Imagine the following situation: you are uploading a new code to the GitHub, but, without realizing it, publishes something confidential. With that in mind, the platform Microsoft announced, this Thursday (15), a scan to alert developers if there is sensitive information in a public repository. And the best: it’s free.
The update is part of a tool that was already available to some platform partners.
With the change, the platform will continuously scan public repositories to detect keys and other types of stored credentials. If the system finds something in this area, the person responsible for the channel will be alerted immediately to resolve the situation.
All this worry is not in vain. According to GitHub, in 2022 alone, more than 1.7 million potential partner secrets were exposed in public repositories. And the year isn’t even over yet.
This sensitive data can cause considerable damage if it falls into the wrong hands. For example, if a private key is improperly stored in the GitHubdepending on the situation, a hacker may use the credential to invade a system and collect other sensitive information.

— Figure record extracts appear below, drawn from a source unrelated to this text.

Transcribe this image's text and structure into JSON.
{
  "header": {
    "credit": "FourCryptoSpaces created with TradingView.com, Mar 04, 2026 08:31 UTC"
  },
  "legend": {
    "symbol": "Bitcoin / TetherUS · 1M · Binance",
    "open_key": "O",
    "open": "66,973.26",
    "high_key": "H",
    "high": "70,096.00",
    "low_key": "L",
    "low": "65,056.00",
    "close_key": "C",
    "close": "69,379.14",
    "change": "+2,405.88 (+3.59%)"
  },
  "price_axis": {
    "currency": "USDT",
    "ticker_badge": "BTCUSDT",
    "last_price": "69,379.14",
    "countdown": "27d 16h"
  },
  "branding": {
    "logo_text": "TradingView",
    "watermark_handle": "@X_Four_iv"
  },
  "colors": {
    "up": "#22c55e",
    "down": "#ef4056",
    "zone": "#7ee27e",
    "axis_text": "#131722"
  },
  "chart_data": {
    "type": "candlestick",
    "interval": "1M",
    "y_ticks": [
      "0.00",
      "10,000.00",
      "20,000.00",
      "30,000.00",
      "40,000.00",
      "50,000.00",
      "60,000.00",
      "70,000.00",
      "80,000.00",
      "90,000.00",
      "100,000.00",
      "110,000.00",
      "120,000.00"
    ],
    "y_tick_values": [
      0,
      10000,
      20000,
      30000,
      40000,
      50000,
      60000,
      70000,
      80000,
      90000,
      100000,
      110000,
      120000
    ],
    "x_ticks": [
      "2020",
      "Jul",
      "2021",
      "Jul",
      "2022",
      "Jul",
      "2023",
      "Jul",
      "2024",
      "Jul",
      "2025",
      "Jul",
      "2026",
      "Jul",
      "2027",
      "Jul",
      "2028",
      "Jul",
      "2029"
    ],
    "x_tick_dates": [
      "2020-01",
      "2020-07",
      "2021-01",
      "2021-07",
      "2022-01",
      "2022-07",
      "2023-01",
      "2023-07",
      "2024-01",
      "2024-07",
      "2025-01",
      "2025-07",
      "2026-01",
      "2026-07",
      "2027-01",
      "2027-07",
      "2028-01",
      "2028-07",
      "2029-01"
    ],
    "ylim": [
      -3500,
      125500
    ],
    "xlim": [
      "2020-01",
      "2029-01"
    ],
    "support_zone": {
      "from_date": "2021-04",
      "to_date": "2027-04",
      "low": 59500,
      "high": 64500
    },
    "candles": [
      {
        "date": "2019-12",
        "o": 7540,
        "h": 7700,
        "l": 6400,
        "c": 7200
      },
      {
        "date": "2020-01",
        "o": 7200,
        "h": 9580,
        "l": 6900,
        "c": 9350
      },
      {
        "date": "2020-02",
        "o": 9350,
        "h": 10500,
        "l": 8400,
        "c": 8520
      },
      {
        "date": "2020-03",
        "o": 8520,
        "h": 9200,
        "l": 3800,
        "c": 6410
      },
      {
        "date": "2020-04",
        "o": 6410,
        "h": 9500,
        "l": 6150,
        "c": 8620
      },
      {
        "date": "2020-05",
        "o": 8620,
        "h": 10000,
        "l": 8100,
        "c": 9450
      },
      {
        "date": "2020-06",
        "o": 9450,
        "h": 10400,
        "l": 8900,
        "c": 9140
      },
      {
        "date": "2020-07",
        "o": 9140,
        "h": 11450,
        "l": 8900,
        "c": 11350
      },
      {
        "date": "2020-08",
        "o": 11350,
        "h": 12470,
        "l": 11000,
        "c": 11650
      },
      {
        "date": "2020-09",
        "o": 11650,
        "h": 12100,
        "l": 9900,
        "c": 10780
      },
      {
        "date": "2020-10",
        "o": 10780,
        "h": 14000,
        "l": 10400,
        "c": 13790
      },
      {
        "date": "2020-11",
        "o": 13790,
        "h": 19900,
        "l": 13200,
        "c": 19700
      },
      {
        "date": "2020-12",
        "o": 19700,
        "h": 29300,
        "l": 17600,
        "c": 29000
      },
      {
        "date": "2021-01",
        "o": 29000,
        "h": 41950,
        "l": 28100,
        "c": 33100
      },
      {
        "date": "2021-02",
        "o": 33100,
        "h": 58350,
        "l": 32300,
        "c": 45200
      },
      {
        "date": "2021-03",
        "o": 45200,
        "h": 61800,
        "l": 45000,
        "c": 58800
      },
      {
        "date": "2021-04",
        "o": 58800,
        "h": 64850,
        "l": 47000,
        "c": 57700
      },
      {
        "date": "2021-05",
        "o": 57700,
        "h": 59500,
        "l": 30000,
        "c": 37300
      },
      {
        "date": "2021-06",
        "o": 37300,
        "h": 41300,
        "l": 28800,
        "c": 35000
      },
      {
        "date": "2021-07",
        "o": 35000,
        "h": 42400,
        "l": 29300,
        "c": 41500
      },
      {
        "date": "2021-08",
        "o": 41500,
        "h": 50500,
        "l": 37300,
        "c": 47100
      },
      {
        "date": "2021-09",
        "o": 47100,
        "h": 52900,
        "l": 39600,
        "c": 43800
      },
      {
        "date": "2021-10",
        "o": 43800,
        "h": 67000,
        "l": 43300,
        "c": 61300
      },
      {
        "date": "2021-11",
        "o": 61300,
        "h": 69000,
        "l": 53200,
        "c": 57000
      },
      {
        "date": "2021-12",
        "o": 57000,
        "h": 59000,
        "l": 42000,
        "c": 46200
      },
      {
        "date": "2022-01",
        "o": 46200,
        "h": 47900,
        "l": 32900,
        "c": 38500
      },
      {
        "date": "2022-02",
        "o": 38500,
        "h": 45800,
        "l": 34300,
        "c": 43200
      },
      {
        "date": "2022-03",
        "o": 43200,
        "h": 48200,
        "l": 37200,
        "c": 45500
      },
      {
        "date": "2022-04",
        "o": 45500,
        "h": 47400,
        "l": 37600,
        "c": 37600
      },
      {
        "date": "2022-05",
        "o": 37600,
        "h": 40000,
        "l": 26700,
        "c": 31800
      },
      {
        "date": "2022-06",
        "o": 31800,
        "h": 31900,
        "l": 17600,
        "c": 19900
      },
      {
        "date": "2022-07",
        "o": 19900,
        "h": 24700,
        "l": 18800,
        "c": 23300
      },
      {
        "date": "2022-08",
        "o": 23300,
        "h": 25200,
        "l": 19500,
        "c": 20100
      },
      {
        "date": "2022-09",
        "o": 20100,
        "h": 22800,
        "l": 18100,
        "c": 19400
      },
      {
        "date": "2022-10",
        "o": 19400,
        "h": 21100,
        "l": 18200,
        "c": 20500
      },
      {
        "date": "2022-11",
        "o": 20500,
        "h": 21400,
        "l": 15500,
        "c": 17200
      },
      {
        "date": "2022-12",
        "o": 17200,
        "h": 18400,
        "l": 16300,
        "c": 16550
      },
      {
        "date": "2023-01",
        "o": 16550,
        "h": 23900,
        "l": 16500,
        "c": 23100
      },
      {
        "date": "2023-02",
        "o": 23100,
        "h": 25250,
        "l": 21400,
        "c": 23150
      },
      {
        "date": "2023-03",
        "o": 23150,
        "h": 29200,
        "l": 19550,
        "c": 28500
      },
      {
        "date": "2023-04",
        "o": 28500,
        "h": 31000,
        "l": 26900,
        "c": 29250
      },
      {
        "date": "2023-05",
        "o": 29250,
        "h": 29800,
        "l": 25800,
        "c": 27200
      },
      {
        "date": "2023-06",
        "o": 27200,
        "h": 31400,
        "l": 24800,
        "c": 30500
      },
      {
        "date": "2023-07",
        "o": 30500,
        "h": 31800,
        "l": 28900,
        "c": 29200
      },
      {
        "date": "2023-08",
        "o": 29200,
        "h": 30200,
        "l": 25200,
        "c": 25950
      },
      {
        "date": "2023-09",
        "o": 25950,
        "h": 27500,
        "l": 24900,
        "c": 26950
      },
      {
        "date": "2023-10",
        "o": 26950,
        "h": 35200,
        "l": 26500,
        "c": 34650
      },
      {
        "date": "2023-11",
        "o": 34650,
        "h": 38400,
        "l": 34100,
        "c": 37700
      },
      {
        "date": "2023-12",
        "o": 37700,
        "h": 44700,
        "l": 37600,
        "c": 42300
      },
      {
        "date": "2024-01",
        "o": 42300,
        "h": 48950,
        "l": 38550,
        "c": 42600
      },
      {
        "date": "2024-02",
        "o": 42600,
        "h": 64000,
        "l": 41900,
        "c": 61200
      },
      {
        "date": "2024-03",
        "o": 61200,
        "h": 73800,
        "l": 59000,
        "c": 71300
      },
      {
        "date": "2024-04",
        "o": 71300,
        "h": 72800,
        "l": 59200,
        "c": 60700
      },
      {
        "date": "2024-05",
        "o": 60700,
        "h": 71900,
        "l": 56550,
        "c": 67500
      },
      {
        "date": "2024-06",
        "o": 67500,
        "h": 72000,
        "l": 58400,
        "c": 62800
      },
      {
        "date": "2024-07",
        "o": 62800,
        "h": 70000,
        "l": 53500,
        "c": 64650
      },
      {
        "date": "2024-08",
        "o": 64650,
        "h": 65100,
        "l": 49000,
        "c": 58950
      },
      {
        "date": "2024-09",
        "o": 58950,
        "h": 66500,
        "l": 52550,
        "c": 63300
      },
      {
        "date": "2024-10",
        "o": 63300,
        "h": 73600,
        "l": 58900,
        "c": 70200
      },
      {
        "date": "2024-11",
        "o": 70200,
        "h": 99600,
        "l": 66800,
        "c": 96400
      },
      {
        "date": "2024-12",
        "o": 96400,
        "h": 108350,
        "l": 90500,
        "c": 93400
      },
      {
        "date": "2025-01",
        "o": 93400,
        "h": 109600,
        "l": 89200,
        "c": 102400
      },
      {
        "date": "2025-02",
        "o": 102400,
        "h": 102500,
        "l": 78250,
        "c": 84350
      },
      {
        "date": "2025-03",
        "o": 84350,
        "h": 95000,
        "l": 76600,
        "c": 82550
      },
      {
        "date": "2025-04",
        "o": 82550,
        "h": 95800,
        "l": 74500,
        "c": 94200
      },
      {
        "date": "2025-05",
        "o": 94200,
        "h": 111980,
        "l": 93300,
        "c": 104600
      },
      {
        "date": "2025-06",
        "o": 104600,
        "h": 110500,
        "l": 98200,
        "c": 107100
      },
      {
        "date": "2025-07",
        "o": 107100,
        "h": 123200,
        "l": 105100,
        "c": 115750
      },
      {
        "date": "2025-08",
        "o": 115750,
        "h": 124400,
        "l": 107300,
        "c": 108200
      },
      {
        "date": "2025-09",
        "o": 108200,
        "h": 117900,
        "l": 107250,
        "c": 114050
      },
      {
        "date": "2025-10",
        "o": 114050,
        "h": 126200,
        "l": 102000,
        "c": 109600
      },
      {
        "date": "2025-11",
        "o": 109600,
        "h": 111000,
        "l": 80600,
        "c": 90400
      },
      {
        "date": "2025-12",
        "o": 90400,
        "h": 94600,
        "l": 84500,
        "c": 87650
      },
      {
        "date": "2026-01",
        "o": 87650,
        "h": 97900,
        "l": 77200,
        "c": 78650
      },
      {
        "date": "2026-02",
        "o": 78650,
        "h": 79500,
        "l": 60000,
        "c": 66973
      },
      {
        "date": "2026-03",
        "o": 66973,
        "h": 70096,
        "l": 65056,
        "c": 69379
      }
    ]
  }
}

The same can happen with logins and passwords stored in plain text, a problem that has already affected even large companies.
How does GitHub scanning work?
The operation is quite simple.
The parsing function checks the files stored in the repository. Therefore, when uploading some confidential information, the system will scan it and notify you so that measures are taken as soon as possible.
“You will always have easy tracking of all alerts to drill down to the source of the leak and audit the actions taken on the alert,” stated🇧🇷
To use the new feature, you need to activate the feature in your repository.
If your account is already eligible, just enter the repository settings and access the “Code security and analysis” option. Then just activate the code scanning (“code scanning”, in English).
Reports with analysis information will be available on the “Security” tab.
“We will begin our gradual public beta rollout of secret verification for public repositories this Thursday (15th) and expect all users to have the feature by the end of January 2023,” they explained.